Congenital pauci-melanotic cellular blue nevus.

Unusual or atypical melanocytic nevi can be confused with malignant melanoma. Two patients are presented here with a rare variant of melanocytic nevus. Both were men. One was 39 years old and sought medical attention after trauma of a "congenital mole". The other was 24 years old and presented with a history of a slowly growing lesion, which had been known since childhood. In both patients, the lesion occurred on the buttock. They were dermal and superficial subcutaneous nodules measuring 1.5 and 2.3 cm in greatest dimension, respectively. The tumors were composed of densely cellular fascicles of melanocytes arranged in a lobulated growth pattern. Rare nests of small epithelioid melanocytes were also seen. No melanin pigment was seen on hematoxylin and eosin-stained sections. Focal minimal pigment was noted by Fontana-Masson stain in one case. Involvement of numerous peripheral nerve trunks by fusiform melanocytes was a prominent feature.
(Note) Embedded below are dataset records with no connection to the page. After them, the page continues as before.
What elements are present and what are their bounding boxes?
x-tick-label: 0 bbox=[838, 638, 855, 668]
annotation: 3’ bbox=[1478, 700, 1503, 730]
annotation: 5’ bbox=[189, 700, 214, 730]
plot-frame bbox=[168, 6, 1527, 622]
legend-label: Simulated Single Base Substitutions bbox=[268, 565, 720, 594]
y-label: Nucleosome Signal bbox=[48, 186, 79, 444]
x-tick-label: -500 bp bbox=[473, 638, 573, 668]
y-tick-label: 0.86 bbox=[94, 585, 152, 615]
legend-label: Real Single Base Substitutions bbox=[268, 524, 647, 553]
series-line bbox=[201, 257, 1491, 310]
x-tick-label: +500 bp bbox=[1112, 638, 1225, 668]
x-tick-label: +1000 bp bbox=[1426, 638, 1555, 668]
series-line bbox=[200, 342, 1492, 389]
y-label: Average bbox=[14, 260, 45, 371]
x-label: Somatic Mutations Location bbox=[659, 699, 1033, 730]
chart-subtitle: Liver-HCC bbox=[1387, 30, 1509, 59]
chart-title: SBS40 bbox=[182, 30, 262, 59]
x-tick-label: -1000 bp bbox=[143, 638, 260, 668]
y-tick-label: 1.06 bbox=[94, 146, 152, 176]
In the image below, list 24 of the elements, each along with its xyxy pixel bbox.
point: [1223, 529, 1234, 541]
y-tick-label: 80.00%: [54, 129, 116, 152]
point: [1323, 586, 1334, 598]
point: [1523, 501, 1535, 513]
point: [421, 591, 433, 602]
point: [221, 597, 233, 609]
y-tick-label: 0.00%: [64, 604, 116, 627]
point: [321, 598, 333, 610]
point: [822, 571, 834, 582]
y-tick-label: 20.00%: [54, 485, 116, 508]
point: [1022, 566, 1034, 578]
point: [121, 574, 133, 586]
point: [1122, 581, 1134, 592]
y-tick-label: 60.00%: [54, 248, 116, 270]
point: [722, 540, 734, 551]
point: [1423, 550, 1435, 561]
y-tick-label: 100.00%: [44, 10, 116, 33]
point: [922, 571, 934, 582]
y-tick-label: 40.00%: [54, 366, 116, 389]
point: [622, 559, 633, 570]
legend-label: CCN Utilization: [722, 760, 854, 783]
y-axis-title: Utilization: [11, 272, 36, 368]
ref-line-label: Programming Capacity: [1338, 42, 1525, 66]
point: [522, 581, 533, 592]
Rare mitotic figures were seen in melanocytes [1-2 mitoses per 50 high-power fields (HPF)]. The MIB-1 labeling index was low (less than 5% of the lesional cell population was immunopositive). Both tumors were excised with negative surgical margins. One patient underwent sentinel lymph node biopsy because there was controversy regarding the biologic potential of the lesion. No melanocytic tumor deposits were found in the lymph nodes. On clinical follow up of 11 years and 18 months after complete excision, both patients are alive and well with no evidence of recurrence. We regard these lesions as congenital monophasic and pauci-melanotic variants of cellular blue nevus. The nevi are presented here to enhance our knowledge of the morphologic spectrum of melanocytic tumors and to help avoid confusion with malignant melanoma.